Debuting in May 2007, Lee hosts a poker radio show in the Boston metropolitan area and on the online poker radio station Rounder's Radio. "The Bernard Lee Poker Show" incorporates interviews with poker guests including well known players and prominent industry personnel. In addition to current poker news and related information, Lee utilizes calls and e-mails from listeners to discuss poker topics and tips. Previous guests have included Pius Heinz, Jonathan Duhamel, Joe Cada, Peter Eastgate, Joseph Hachem, Greg Raymer, Chris Moneymaker, Daniel Negreanu, Phil Hellmuth, Mike Matusow, Norman Chad, Mike Sexton, Linda Johnson, JC Tran, Jonathan Little, Annie Duke, Dennis Phillips and members of the 2008, 2009, 2010 and 2011 November Nine. Over the past few years, Lee has commentated for www.worldseriesofpoker.com, ESPN360.com and the Eastern Poker Tour Championship Tournament

In November 2008, Cardplayer.com stated “While many people might think of Dan Harrington and his green Red Sox hat when they think of poker and Boston, it is really Lee who is the voice of poker in New England.”
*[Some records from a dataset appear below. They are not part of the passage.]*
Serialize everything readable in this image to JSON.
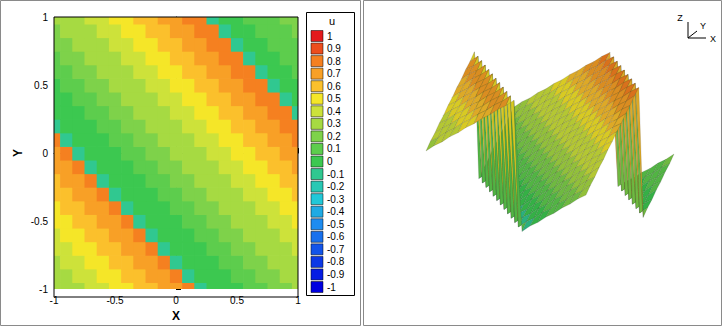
{
  "chart_data": [
    {
      "type": "contour",
      "xlabel": "X",
      "ylabel": "Y",
      "xlim": [
        -1,
        1
      ],
      "ylim": [
        -1,
        1
      ],
      "xticks": [
        -1,
        -0.5,
        0,
        0.5,
        1
      ],
      "yticks": [
        -1,
        -0.5,
        0,
        0.5,
        1
      ],
      "colorbar": {
        "title": "u",
        "range": [
          -1,
          1
        ],
        "ticks": [
          1,
          0.9,
          0.8,
          0.7,
          0.6,
          0.5,
          0.4,
          0.3,
          0.2,
          0.1,
          0,
          -0.1,
          -0.2,
          -0.3,
          -0.4,
          -0.5,
          -0.6,
          -0.7,
          -0.8,
          -0.9,
          -1
        ]
      },
      "x": [
        -1,
        -0.9,
        -0.8,
        -0.7,
        -0.6,
        -0.5,
        -0.4,
        -0.3,
        -0.2,
        -0.1,
        0,
        0.1,
        0.2,
        0.3,
        0.4,
        0.5,
        0.6,
        0.7,
        0.8,
        0.9,
        1
      ],
      "y": [
        -1,
        -0.9,
        -0.8,
        -0.7,
        -0.6,
        -0.5,
        -0.4,
        -0.3,
        -0.2,
        -0.1,
        0,
        0.1,
        0.2,
        0.3,
        0.4,
        0.5,
        0.6,
        0.7,
        0.8,
        0.9,
        1
      ],
      "z": [
        [
          0.26,
          0.31,
          0.35,
          0.4,
          0.44,
          0.49,
          0.53,
          0.58,
          0.62,
          0.67,
          0.71,
          0.76,
          -0.1,
          -0.05,
          -0.01,
          0.04,
          0.08,
          0.13,
          0.17,
          0.22,
          0.26
        ],
        [
          0.31,
          0.35,
          0.4,
          0.44,
          0.49,
          0.53,
          0.58,
          0.62,
          0.67,
          0.71,
          0.76,
          -0.1,
          -0.05,
          -0.01,
          0.04,
          0.08,
          0.13,
          0.17,
          0.22,
          0.26,
          0.31
        ],
        [
          0.35,
          0.4,
          0.44,
          0.49,
          0.53,
          0.58,
          0.62,
          0.67,
          0.71,
          0.76,
          -0.1,
          -0.05,
          -0.01,
          0.04,
          0.08,
          0.13,
          0.17,
          0.22,
          0.26,
          0.31,
          0.35
        ],
        [
          0.4,
          0.44,
          0.49,
          0.53,
          0.58,
          0.62,
          0.67,
          0.71,
          0.76,
          -0.1,
          -0.05,
          -0.01,
          0.04,
          0.08,
          0.13,
          0.17,
          0.22,
          0.26,
          0.31,
          0.35,
          0.4
        ],
        [
          0.44,
          0.49,
          0.53,
          0.58,
          0.62,
          0.67,
          0.71,
          0.76,
          -0.1,
          -0.05,
          -0.01,
          0.04,
          0.08,
          0.13,
          0.17,
          0.22,
          0.26,
          0.31,
          0.35,
          0.4,
          0.44
        ],
        [
          0.49,
          0.53,
          0.58,
          0.62,
          0.67,
          0.71,
          0.76,
          -0.1,
          -0.05,
          -0.01,
          0.04,
          0.08,
          0.13,
          0.17,
          0.22,
          0.26,
          0.31,
          0.35,
          0.4,
          0.44,
          0.49
        ],
        [
          0.53,
          0.58,
          0.62,
          0.67,
          0.71,
          0.76,
          -0.1,
          -0.05,
          -0.01,
          0.04,
          0.08,
          0.13,
          0.17,
          0.22,
          0.26,
          0.31,
          0.35,
          0.4,
          0.44,
          0.49,
          0.53
        ],
        [
          0.58,
          0.62,
          0.67,
          0.71,
          0.76,
          -0.1,
          -0.05,
          -0.01,
          0.04,
          0.08,
          0.13,
          0.17,
          0.22,
          0.26,
          0.31,
          0.35,
          0.4,
          0.44,
          0.49,
          0.53,
          0.58
        ],
        [
          0.62,
          0.67,
          0.71,
          0.76,
          -0.1,
          -0.05,
          -0.01,
          0.04,
          0.08,
          0.13,
          0.17,
          0.22,
          0.26,
          0.31,
          0.35,
          0.4,
          0.44,
          0.49,
          0.53,
          0.58,
          0.62
        ],
        [
          0.67,
          0.71,
          0.76,
          -0.1,
          -0.05,
          -0.01,
          0.04,
          0.08,
          0.13,
          0.17,
          0.22,
          0.26,
          0.31,
          0.35,
          0.4,
          0.44,
          0.49,
          0.53,
          0.58,
          0.62,
          0.67
        ],
        [
          0.71,
          0.76,
          -0.1,
          -0.05,
          -0.01,
          0.04,
          0.08,
          0.13,
          0.17,
          0.22,
          0.26,
          0.31,
          0.35,
          0.4,
          0.44,
          0.49,
          0.53,
          0.58,
          0.62,
          0.67,
          0.71
        ],
        [
          0.76,
          -0.1,
          -0.05,
          -0.01,
          0.04,
          0.08,
          0.13,
          0.17,
          0.22,
          0.26,
          0.31,
          0.35,
          0.4,
          0.44,
          0.49,
          0.53,
          0.58,
          0.62,
          0.67,
          0.71,
          0.76
        ],
        [
          -0.1,
          -0.05,
          -0.01,
          0.04,
          0.08,
          0.13,
          0.17,
          0.22,
          0.26,
          0.31,
          0.35,
          0.4,
          0.44,
          0.49,
          0.53,
          0.58,
          0.62,
          0.67,
          0.71,
          0.76,
          0.8
        ],
        [
          -0.05,
          -0.01,
          0.04,
          0.08,
          0.13,
          0.17,
          0.22,
          0.26,
          0.31,
          0.35,
          0.4,
          0.44,
          0.49,
          0.53,
          0.58,
          0.62,
          0.67,
          0.71,
          0.76,
          0.8,
          -0.08
        ],
        [
          -0.01,
          0.04,
          0.08,
          0.13,
          0.17,
          0.22,
          0.26,
          0.31,
          0.35,
          0.4,
          0.44,
          0.49,
          0.53,
          0.58,
          0.62,
          0.67,
          0.71,
          0.76,
          0.8,
          -0.08,
          -0.03
        ],
        [
          0.04,
          0.08,
          0.13,
          0.17,
          0.22,
          0.26,
          0.31,
          0.35,
          0.4,
          0.44,
          0.49,
          0.53,
          0.58,
          0.62,
          0.67,
          0.71,
          0.76,
          0.8,
          -0.08,
          -0.03,
          0.01
        ],
        [
          0.08,
          0.13,
          0.17,
          0.22,
          0.26,
          0.31,
          0.35,
          0.4,
          0.44,
          0.49,
          0.53,
          0.58,
          0.62,
          0.67,
          0.71,
          0.76,
          0.8,
          -0.08,
          -0.03,
          0.01,
          0.06
        ],
        [
          0.13,
          0.17,
          0.22,
          0.26,
          0.31,
          0.35,
          0.4,
          0.44,
          0.49,
          0.53,
          0.58,
          0.62,
          0.67,
          0.71,
          0.76,
          0.8,
          -0.08,
          -0.03,
          0.01,
          0.06,
          0.1
        ],
        [
          0.17,
          0.22,
          0.26,
          0.31,
          0.35,
          0.4,
          0.44,
          0.49,
          0.53,
          0.58,
          0.62,
          0.67,
          0.71,
          0.76,
          0.8,
          -0.08,
          -0.03,
          0.01,
          0.06,
          0.1,
          0.15
        ],
        [
          0.22,
          0.26,
          0.31,
          0.35,
          0.4,
          0.44,
          0.49,
          0.53,
          0.58,
          0.62,
          0.67,
          0.71,
          0.76,
          0.8,
          -0.08,
          -0.03,
          0.01,
          0.06,
          0.1,
          0.15,
          0.19
        ],
        [
          0.26,
          0.31,
          0.35,
          0.4,
          0.44,
          0.49,
          0.53,
          0.58,
          0.62,
          0.67,
          0.71,
          0.76,
          0.8,
          -0.08,
          -0.03,
          0.01,
          0.06,
          0.1,
          0.15,
          0.19,
          0.24
        ]
      ]
    },
    {
      "type": "surface",
      "axis_labels": [
        "Z",
        "Y",
        "X"
      ]
    }
  ]
}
In March 2008, Lee was the co-commentator, alongside legendary sports announcer Howard David, for the live coverage of the WSOP Circuit Main Event in Atlantic City seen on www.worldseriesofpoker.com. Since May 2008, Lee is the lead commentator for the Eastern Poker Tour Championship Tournament seen in New England on Comcast Sports Net. In June 2008, Lee was the co-commentator for the live coverage of the WSOP $5,000 preliminary no-limit hold ‘em events in Las Vegas. In June 2009, Lee was the lead commentator for the live coverage on ESPN360.com for the WSOP $10,000 world championship limit hold ‘em event in Las Vegas. In November 2010, Lee also was a guest commentator for live coverage on ESPN360.com for the WSOP main event final table.

Launched in August 2009, Lee is the co-host for ESPN.com's weekly poker show, ESPN Inside Deal. This show not only features some of the biggest players in the game and cover poker news each week, but take an in-depth look into the world of poker. Guests have included Joe Cada, Jonathan Duhamel, Pius Heinz, Daniel Negreanu, Chris Moneymaker, Phil Hellmuth, Mike Sexton and members of the 2009, 2010 and 2011 November Nine. In 2011, the show was featured on ESPN, ESPN2 and ESPN3.com during the breaks and received rave reviews.

==Teaching==
Since 2005, Lee has been teaching poker to private students. Lee also caught the attention of the WPT Boot Camp for his teaching ability. Since then, he has taught several camps and is trained to teach both tournament and cash strategies. In 2009, Lee joined the teaching staff of the WSOP Academy as an instructor.

==Personal history==
Lee was educated in the New England area (Harvard University BA, MA; Babson College MBA).

Lee currently lives just outside Boston, Massachusetts and is now divorced. According to his social media, Lee is dating once again.